Delft Bioinformatics Lab, Delft University of Technology, 2628XE Delft, The Netherlands.
Keygene N.V., 6708PW Wageningen, The Netherlands.
Genes (Basel). 2020 Oct 27;11(11):1264. doi: 10.3390/genes11111264.
The current rate at which new DNA and protein sequences are being generated is too fast to experimentally discover the functions of those sequences, emphasizing the need for accurate Automatic Function Prediction (AFP) methods. AFP has been an active and growing research field for decades and has made considerable progress in that time. However, it is certainly not solved. In this paper, we describe challenges that the AFP field still has to overcome in the future to increase its applicability. The challenges we consider are how to: (1) include condition-specific functional annotation, (2) predict functions for non-model species, (3) include new informative data sources, (4) deal with the biases of Gene Ontology (GO) annotations, and (5) maximally exploit the GO to obtain performance gains. We also provide recommendations for addressing those challenges, by adapting (1) the way we represent proteins and genes, (2) the way we represent gene functions, and (3) the algorithms that perform the prediction from gene to function. Together, we show that AFP is still a vibrant research area that can benefit from continuing advances in machine learning with which AFP in the 2020s can again take a large step forward reinforcing the power of computational biology.

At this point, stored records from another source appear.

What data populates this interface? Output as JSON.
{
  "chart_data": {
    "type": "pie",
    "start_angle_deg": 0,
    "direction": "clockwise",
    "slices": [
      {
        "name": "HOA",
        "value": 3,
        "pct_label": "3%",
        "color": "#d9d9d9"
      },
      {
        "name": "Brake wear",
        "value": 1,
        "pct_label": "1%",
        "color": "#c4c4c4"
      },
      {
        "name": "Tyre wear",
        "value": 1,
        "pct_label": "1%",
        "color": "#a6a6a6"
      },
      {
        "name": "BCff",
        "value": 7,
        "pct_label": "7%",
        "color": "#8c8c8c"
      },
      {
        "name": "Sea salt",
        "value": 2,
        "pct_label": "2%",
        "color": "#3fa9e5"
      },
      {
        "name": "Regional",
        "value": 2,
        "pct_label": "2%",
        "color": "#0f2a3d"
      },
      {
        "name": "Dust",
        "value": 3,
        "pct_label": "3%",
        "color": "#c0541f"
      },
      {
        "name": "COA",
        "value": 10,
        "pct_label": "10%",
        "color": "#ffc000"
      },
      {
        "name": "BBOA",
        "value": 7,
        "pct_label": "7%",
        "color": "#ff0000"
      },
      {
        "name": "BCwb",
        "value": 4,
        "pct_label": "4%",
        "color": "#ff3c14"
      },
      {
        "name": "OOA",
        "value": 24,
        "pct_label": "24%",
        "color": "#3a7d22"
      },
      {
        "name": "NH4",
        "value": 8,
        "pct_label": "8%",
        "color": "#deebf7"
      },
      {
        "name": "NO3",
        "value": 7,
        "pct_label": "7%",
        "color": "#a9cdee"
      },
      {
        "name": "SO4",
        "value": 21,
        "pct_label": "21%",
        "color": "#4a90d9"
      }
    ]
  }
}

目前,新的 DNA 和蛋白质序列的生成速度太快,以至于无法通过实验发现这些序列的功能,这强调了需要准确的自动功能预测 (AFP) 方法。几十年来,AFP 一直是一个活跃且不断发展的研究领域,并在这段时间取得了相当大的进展。然而,它肯定还没有解决。在本文中,我们描述了 AFP 领域未来仍需克服的挑战,以提高其适用性。我们认为的挑战包括如何:(1)包含特定条件的功能注释,(2)预测非模式物种的功能,(3)包含新的信息数据来源,(4)处理基因本体论 (GO) 注释的偏差,以及(5)最大限度地利用 GO 以获得性能提升。我们还通过适应(1)我们表示蛋白质和基因的方式,(2)我们表示基因功能的方式,以及(3)执行从基因到功能预测的算法,为解决这些挑战提供了建议。总之,我们表明,AFP 仍然是一个充满活力的研究领域,可以从机器学习的持续进步中受益,在 2020 年代,AFP 可以再次迈出一大步,增强计算生物学的力量。